A tese de que se gastou muito dinheiro não resiste bem às comparações internacionais. Por cá, o que a Parque Escolar fez, e como o fez, é muito melhor e muito mais limpo do que a maioria das obras comparáveis onde se gasta o dinheiro público. Mas isso não comove os promotores e os seguidores da risota acerca da "festa" de Lurdes Rodrigues. Muitos de nós fizemos a nossa formação em escolas cujos edifícios foram construídos suficientemente pomposos para mostrarem a proeminência da coisa pública, mas agora os locais da coisa pública, na ideologia de alguns, devem ser ou parecer refugo. E, afinal, o Estado só deve servir para acabrunhar as pessoas, não é isso?
Que coisa é essa de gastar dinheiro a fazer a festa da escola, a festa dos profissionais, a festa da coisa pública? O Estado deve gastar dinheiro é na polícia e nas bastonadas, não a fazer escolas. Não é isso? Se não é isso, porque se riem tanto da "festa" da escola e dos que para ela trabalharam?
E, mais, a raiva contra a "festa" é a raiva contra quem faz. Se a Parque Escolar não tivesse modificado os seus objectivos quando mudaram as condições, por exemplo quando aumentaram as necessidades de instalações graças ao aumento legal da escolaridade obrigatória, se tivessem feito cara de burocratas e tivessem mantido os planos iniciais, ter-se-iam protegido a si próprios, talvez - mas à custa do bem comum.

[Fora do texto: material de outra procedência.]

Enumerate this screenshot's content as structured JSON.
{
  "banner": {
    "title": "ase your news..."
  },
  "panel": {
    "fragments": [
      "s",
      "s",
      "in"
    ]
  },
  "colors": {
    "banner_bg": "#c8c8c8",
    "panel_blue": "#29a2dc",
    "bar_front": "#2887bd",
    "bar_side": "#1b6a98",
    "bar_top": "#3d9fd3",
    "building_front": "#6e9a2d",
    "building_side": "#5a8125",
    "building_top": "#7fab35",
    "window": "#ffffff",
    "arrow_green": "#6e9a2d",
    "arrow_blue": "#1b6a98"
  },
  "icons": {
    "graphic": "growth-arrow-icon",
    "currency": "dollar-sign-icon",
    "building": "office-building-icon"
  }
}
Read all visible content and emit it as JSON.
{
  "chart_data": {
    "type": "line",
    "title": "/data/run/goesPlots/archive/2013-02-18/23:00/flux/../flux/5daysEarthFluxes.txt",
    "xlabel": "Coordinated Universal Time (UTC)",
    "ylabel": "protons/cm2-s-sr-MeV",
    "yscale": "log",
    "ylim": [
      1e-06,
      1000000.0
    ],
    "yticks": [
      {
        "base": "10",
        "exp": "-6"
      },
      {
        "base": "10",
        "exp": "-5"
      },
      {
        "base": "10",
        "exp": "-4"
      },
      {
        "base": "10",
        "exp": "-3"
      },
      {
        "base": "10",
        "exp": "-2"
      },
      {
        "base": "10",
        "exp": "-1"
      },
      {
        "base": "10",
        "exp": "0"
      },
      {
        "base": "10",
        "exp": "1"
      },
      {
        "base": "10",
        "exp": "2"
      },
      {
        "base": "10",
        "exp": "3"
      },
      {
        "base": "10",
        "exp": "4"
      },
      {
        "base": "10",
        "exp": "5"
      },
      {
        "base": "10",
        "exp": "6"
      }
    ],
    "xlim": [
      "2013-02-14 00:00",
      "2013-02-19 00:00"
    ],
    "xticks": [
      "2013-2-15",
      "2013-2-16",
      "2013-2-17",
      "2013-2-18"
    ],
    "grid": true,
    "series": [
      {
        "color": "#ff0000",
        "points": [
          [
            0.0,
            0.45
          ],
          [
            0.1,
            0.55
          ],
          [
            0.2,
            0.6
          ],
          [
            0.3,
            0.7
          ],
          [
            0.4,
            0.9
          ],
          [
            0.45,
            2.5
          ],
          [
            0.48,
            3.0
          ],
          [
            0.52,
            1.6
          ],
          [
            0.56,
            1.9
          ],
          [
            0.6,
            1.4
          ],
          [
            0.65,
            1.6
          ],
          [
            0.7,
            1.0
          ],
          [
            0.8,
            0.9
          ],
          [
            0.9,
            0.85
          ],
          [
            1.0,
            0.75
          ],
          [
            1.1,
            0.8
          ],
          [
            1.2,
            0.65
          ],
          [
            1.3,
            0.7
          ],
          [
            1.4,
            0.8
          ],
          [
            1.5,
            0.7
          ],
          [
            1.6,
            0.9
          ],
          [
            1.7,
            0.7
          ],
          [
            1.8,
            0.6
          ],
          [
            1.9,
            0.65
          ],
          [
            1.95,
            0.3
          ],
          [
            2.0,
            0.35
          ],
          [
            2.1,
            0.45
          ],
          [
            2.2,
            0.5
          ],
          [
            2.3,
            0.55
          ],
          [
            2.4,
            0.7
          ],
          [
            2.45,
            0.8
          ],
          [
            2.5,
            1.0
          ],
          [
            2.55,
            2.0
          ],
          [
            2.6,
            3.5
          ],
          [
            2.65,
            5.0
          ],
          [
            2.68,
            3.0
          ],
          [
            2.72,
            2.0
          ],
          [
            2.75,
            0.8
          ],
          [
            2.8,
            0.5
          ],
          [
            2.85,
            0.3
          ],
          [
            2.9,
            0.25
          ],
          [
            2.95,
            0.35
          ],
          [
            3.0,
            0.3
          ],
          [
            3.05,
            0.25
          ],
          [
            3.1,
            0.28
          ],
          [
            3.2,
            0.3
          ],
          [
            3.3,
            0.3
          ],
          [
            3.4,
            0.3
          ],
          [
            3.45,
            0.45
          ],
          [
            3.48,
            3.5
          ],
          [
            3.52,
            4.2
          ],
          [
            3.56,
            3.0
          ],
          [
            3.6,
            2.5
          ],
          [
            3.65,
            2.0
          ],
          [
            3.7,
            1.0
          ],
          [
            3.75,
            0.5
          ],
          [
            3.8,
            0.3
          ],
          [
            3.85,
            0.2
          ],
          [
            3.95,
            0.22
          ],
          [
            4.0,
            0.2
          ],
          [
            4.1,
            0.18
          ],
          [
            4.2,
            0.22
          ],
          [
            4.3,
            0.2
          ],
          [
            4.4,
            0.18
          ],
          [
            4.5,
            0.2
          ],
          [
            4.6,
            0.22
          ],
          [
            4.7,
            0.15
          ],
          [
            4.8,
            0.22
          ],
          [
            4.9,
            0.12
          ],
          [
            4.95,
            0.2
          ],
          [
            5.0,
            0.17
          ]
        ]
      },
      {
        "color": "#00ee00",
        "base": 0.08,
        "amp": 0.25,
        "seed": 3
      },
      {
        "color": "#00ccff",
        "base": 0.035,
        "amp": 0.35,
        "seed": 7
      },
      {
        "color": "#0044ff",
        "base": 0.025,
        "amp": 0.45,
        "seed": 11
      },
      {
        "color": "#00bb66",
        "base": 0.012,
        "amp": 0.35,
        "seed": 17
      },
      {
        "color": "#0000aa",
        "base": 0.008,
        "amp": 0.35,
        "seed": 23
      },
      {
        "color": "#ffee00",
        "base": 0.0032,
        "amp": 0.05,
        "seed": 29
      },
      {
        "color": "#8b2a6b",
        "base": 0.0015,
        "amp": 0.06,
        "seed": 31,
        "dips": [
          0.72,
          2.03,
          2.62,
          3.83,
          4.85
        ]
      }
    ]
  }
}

Por isso, o que se passou foi também, acrescento eu, uma festa da responsabilidade cidadã de quem trabalha para o bem comum, contra a miséria moral dos que se encolhem e se protegem e apenas querem manter o seu currículo dentro das previsões do cinzento.

Sim, há muito por aí quem odeie que a intervenção do Estado possa ser uma festa para as pessoas e para o país. Sim, há muito por aí quem deteste que se façam coisas de que as pessoas possam beneficiar. Sim, há muito por aí quem deteste que se invista na escola pública - e, em geral, no serviço público. Quer isto dizer que tudo foi bem feito em todos os pormenores? Não. Mas também não engulo a conversa de "eu conheço a escola X e isto e aquilo foi mal feito", porque há sempre quem, não tendo de fazer, tem sempre muitas ideias acerca do que se deveria ter feito. Obviamente, esses críticos estão sempre dispensados de mostrar que a sua alternativa seria mesmo melhor e funcionaria: porque a maledicência funciona sempre melhor do que a obra feita num país como o nosso. Que esses sectores façam risota induzida e artificial com a "festa" de Lurdes Rodrigues, eu percebo. 

É mais um dispositivo de propaganda, é mais uma forma de substituir o debate pela chicana, é mais um truque para cobrir a forma desonesta como o ministro Crato colocou a questão no parlamento, é mais uma cortina de fumo sobre o conjunto das declarações de Lurdes Rodrigues no parlamento, porque os do costume não querem que se ouça o que ela disse. Percebo tudo isso.
Só não percebo porque é que algumas pessoas de esquerda deste país servem de caixa de ressonância ao murmúrio demente sobre a "festa" proclamada por Lurdes Rodrigues. Afinal, parece que há muita gente a ter assumido implicitamente a teoria, cada vez mais realidade, de que a força do Estado só pode servir para nos esmagar. Sim, porque nada disto tem a ver com um debate sério acerca da acção da Parque Escolar. Esse debate sério deixaria claro que prestaram um grande serviço ao país, embora se possam encontrar coisas menos perfeitas naquilo que fizeram. Coisas menos perfeitas que são muito especiosamente iluminadas por fazedores de relatórios e de discursos, mesmo que esses críticos não tenham muito como mostrar que são melhores a fazer segundo os critérios do bem comum.

Longa vida e saúde a quem tem a coragem de assumir que o serviço público pode e deve ser uma festa para as pessoas.